I am working with an external device and occasionally something will go wrong and the device will crash and reboot.

The reboot looks good and the cyan light begins to “breathe” again but the device isn’t working.
The program doesn’t run and the serial connection doesn’t work.

Does anyone know if this is normal behaviour and if the device contains a watchdog timer which could be used to overcome this problem?

Thanks

Hi @ArthurGuy

To avoid having a big problem and a “bricked” core, the over-the-air update build software stores both a backup firmware image and a factory reset firmware image, so you can reload and not have problems. Sometimes when you have a panic (red light flashing) the core decides to run the backup firmware instead of the most recently loaded firmware. If you hit the reset button it should try to load your most recently flashed program.

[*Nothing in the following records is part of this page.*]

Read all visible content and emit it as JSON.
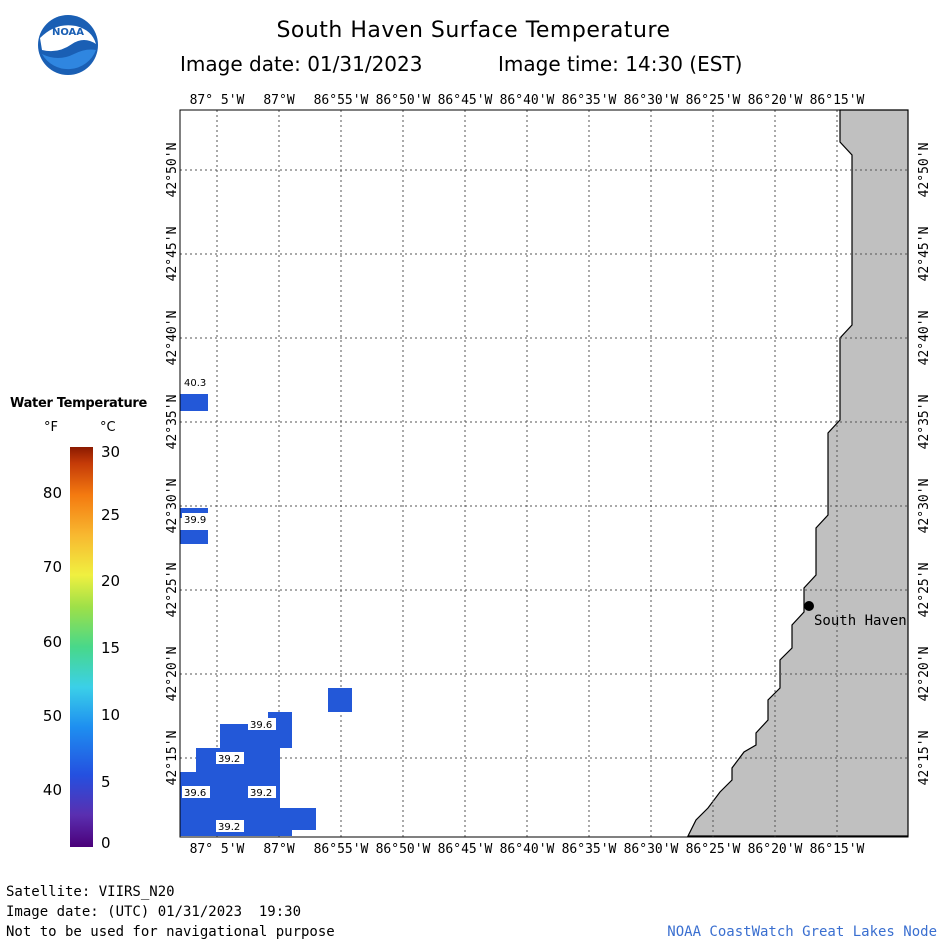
{
  "header": {
    "title": "South Haven Surface Temperature",
    "image_date": "Image date: 01/31/2023",
    "image_time": "Image time: 14:30 (EST)"
  },
  "logo": {
    "text": "NOAA"
  },
  "map": {
    "lon_labels": [
      "87° 5'W",
      "87°W",
      "86°55'W",
      "86°50'W",
      "86°45'W",
      "86°40'W",
      "86°35'W",
      "86°30'W",
      "86°25'W",
      "86°20'W",
      "86°15'W"
    ],
    "lat_labels": [
      "42°50'N",
      "42°45'N",
      "42°40'N",
      "42°35'N",
      "42°30'N",
      "42°25'N",
      "42°20'N",
      "42°15'N"
    ],
    "location": {
      "name": "South Haven"
    },
    "water_color": "#2358d8",
    "land_color": "#c0c0c0",
    "temperature_labels": [
      "40.3",
      "39.9",
      "39.6",
      "39.2",
      "39.6",
      "39.2",
      "39.2"
    ]
  },
  "legend": {
    "title": "Water Temperature",
    "unit_f": "°F",
    "unit_c": "°C",
    "fahrenheit_ticks": [
      "80",
      "70",
      "60",
      "50",
      "40"
    ],
    "celsius_ticks": [
      "30",
      "25",
      "20",
      "15",
      "10",
      "5",
      "0"
    ]
  },
  "footer": {
    "satellite": "Satellite: VIIRS_N20",
    "utc_date": "Image date: (UTC) 01/31/2023  19:30",
    "disclaimer": "Not to be used for navigational purpose",
    "credit": "NOAA CoastWatch Great Lakes Node"
  }
}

I am sure that someone on Spark team can tell us exactly how it decides, but the process you described is normal in a crash situation.

1 Like

Some times that happened to me also…
But my spark cores work standalone… their are suppose to work without human intervention… so this situation where the spark decides to restart with the backup firmware is not working for me.

1 Like

Hi @omarojo

If you build locally and use dfu-util to load your firmware, you can have complete control over which firmware versions the core uses for all three possible slots. But from the webIDE, the Spark code plays it safe and gives you something they know will work in the backup and factory reset slots. If you have no good firmware, the over-the-air update cannot work, so they work hard to avoid that situation.

1 Like

I presume if I want to carry on using the web ide and yet build something reliable that doesn’t require human intervention I would need to use an external watchdog timer?
Something that watches a normally toggling output and then toggles the reset line if this stops?

Hi @ArthurGuy

There is a watch-dog timer that is being used but the core firmware must be deciding to not run your main firmware and run the backup instead. I have certainly seen a panic on top of panic that can cause this in low memory situations.

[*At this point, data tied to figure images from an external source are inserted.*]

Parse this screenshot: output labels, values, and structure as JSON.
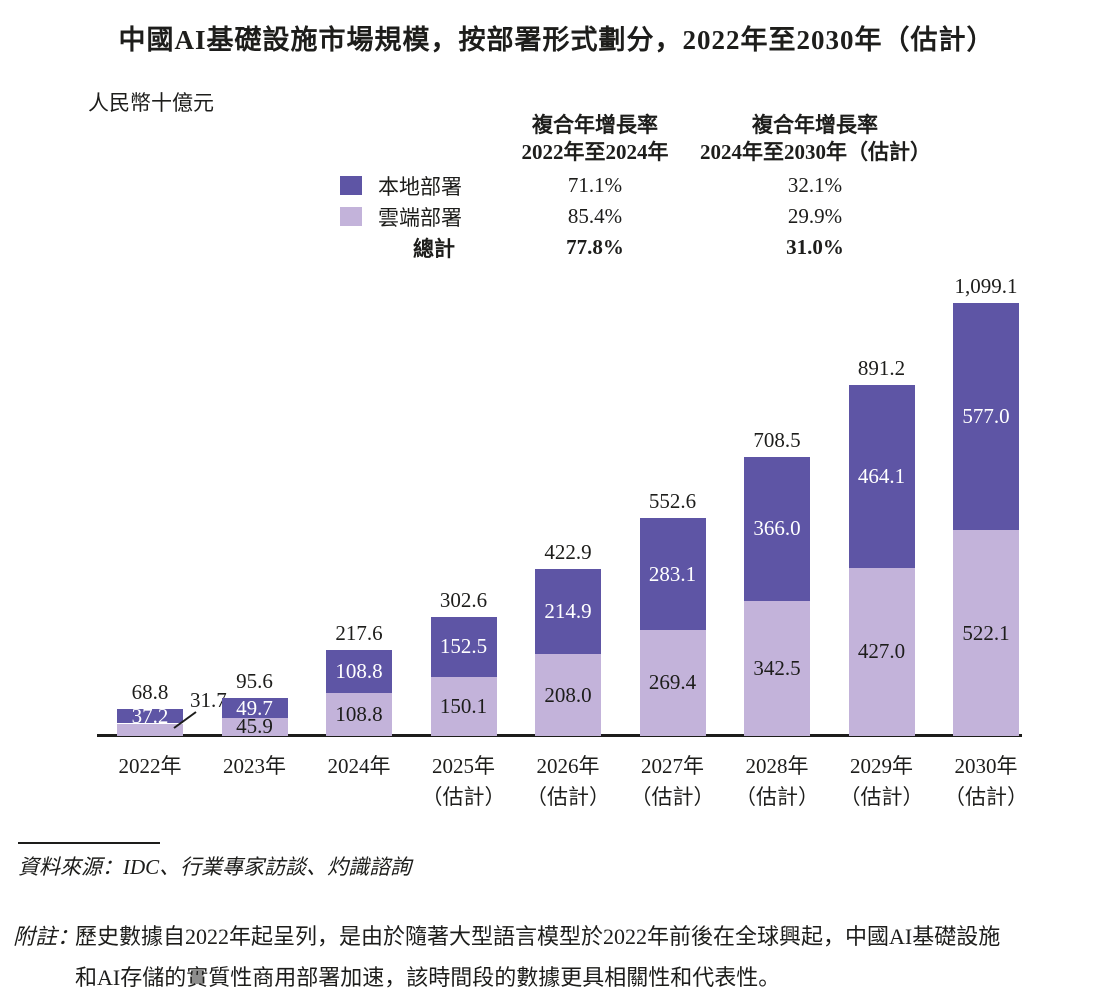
{
  "page": {
    "title": "中國AI基礎設施市場規模，按部署形式劃分，2022年至2030年（估計）",
    "unit_label": "人民幣十億元",
    "source_line": "資料來源：IDC、行業專家訪談、灼識諮詢",
    "note_label": "附註：",
    "note_lines": [
      "歷史數據自2022年起呈列，是由於隨著大型語言模型於2022年前後在全球興起，中國AI基礎設施",
      "和AI存儲的實質性商用部署加速，該時間段的數據更具相關性和代表性。"
    ]
  },
  "cagr_table": {
    "col1_header": [
      "複合年增長率",
      "2022年至2024年"
    ],
    "col2_header": [
      "複合年增長率",
      "2024年至2030年（估計）"
    ],
    "rows": [
      {
        "label": "本地部署",
        "swatch": "#5E55A5",
        "col1": "71.1%",
        "col2": "32.1%",
        "bold": false
      },
      {
        "label": "雲端部署",
        "swatch": "#C3B3DA",
        "col1": "85.4%",
        "col2": "29.9%",
        "bold": false
      },
      {
        "label": "總計",
        "swatch": null,
        "col1": "77.8%",
        "col2": "31.0%",
        "bold": true
      }
    ]
  },
  "chart_data": {
    "type": "bar",
    "stacked": true,
    "title": "中國AI基礎設施市場規模，按部署形式劃分，2022年至2030年（估計）",
    "ylabel": "人民幣十億元",
    "ylim": [
      0,
      1116
    ],
    "grid": false,
    "legend_position": "top",
    "categories": [
      [
        "2022年"
      ],
      [
        "2023年"
      ],
      [
        "2024年"
      ],
      [
        "2025年",
        "（估計）"
      ],
      [
        "2026年",
        "（估計）"
      ],
      [
        "2027年",
        "（估計）"
      ],
      [
        "2028年",
        "（估計）"
      ],
      [
        "2029年",
        "（估計）"
      ],
      [
        "2030年",
        "（估計）"
      ]
    ],
    "series": [
      {
        "name": "本地部署",
        "color": "#5E55A5",
        "label_color": "#ffffff",
        "values": [
          37.2,
          49.7,
          108.8,
          152.5,
          214.9,
          283.1,
          366.0,
          464.1,
          577.0
        ]
      },
      {
        "name": "雲端部署",
        "color": "#C3B3DA",
        "label_color": "#1d1d1b",
        "values": [
          31.7,
          45.9,
          108.8,
          150.1,
          208.0,
          269.4,
          342.5,
          427.0,
          522.1
        ]
      }
    ],
    "totals": [
      "68.8",
      "95.6",
      "217.6",
      "302.6",
      "422.9",
      "552.6",
      "708.5",
      "891.2",
      "1,099.1"
    ],
    "axis_color": "#1d1d1b"
  }
}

Obviously the best thing to do is to have as bug-free a program as possible(!), but there can still be things outside our control. Doing a lot of dynamic memory allocation like calling new or malloc or creating String objects and destroying them quickly could all lead to possible problems.

This thread has some info on external watch-dog timers:

Plus there are things like this:

Personally I would use say an NPN transistor to discharge the 220uF cap instead of waiting in software.

Any chance you can post your code so we can follow along?